The voluntary carbon market and sustainable development

The voluntary carbon market (VCM) can support the goals of the Paris Agreement and advance global sustainable development. To achieve this, the sale of carbon credits must finance real emissions reductions and removals, achieve co-benefits wherever possible, and not undermine companies’ own decarbonisation efforts.

If the VCM can address questions over its credibility, it could make two critical contributions to a sustainable transition: (i) pave the way to a net zero and sustainable economy; and (ii) help close finance gaps in sectors such as nature and land use that are critical to the transition.

Key messages

  • The voluntary carbon market (VCM) refers to the global trade in carbon credits that takes place outside the scope of legally mandated (compliance) instruments.
  • The VCM is now at a critical juncture. Once fully formed, its new architecture and norms must create a legitimate and effective role for the VCM within the international climate policy framework.
  • The VCM allows companies and other non-state actors to take action on emissions beyond decarbonising their own value chains to support the global transition to net zero and sustainable development.
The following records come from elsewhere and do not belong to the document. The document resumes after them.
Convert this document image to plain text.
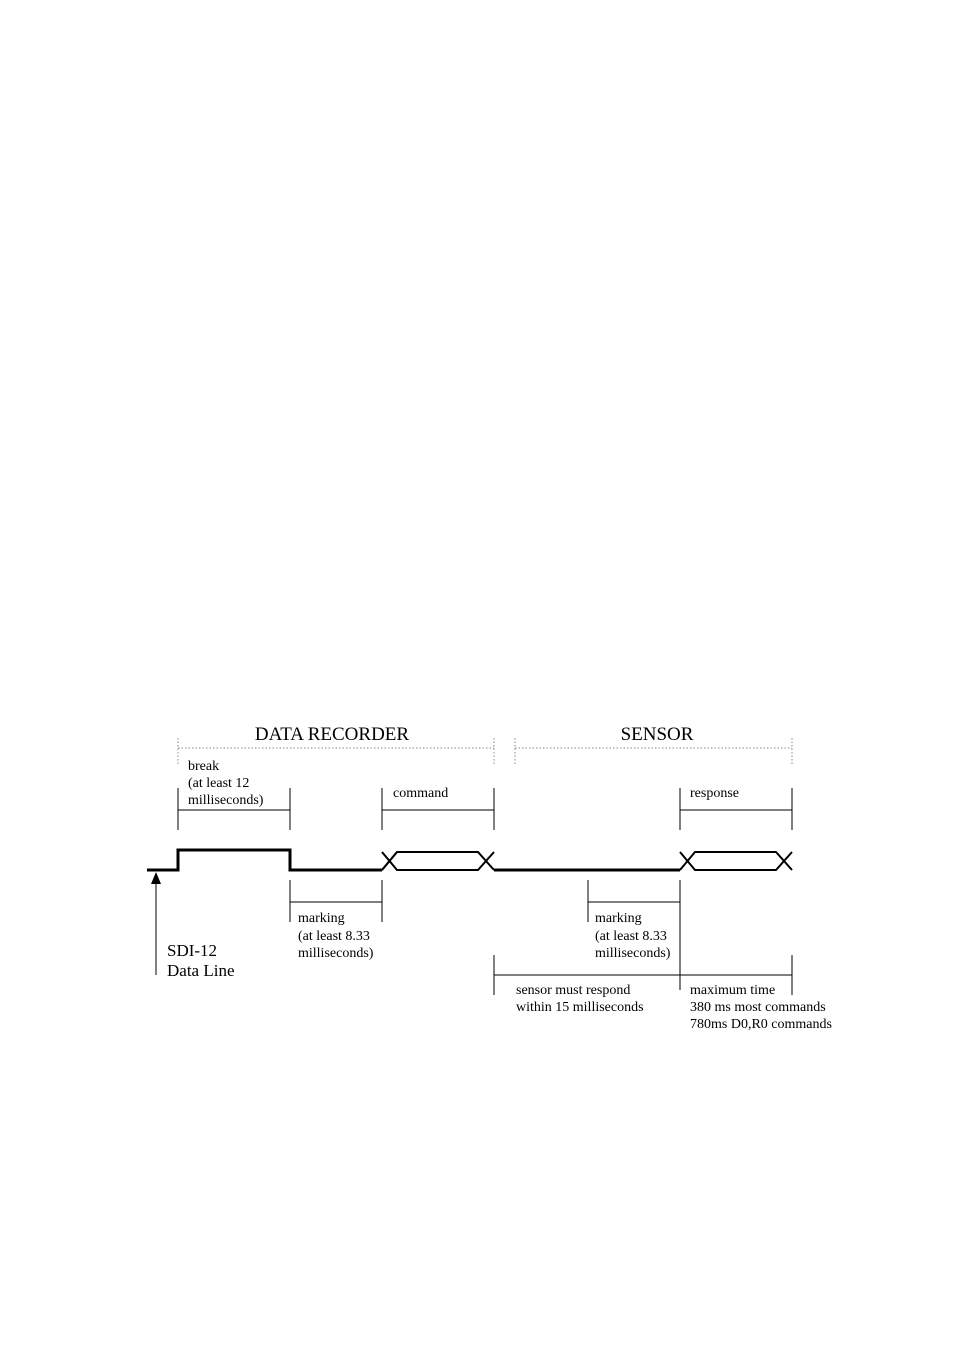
DATA RECORDER	SENSOR
break
(at least 12
milliseconds)	command	response
SDI-12
Data Line
marking
(at least 8.33
milliseconds)
marking
(at least 8.33
milliseconds)
sensor must respond
within 15 milliseconds
maximum time
380 ms most commands
780ms D0,R0 commands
It can facilitate investments in nature and land-use change.
  • The potential of the VCM in the sustainable transition is undermined by a lack of transparency in non-state actors’ climate mitigation strategies, including whether their use of credits represents additional action, and uncertainty over the quality of credits themselves.
  • Policy uncertainty towards carbon markets, capacity constraints in host countries (where financed activities take place), and low carbon prices are further barriers to beneficial activities receiving finance through the VCM.
  • More clarification is needed on how the VCM can complement carbon market mechanisms created by Article 6 of the Paris Agreement.
  • If forthcoming guidance from leading initiatives is clear, consistent, and workable, it has the potential to support a positive paradigm shift for the VCM that includes a greater focus on contributions to climate mitigation and positive sustainable development impacts, rather than compensation for emissions.
  • The guidance should also enable a radical improvement in transparency, which can contribute to efforts to evaluate impact, address integrity gaps and improve standards over time.
  • Government strategies, laws and regulations should be used to support the VCM to channel finance to priorities not covered by other sources and move towards wider governance of net zero.
  • Indigenous Peoples, local communities, women and other frontline groups should be supported to participate fully in development and implementation of programmes and projects issuing carbon credits.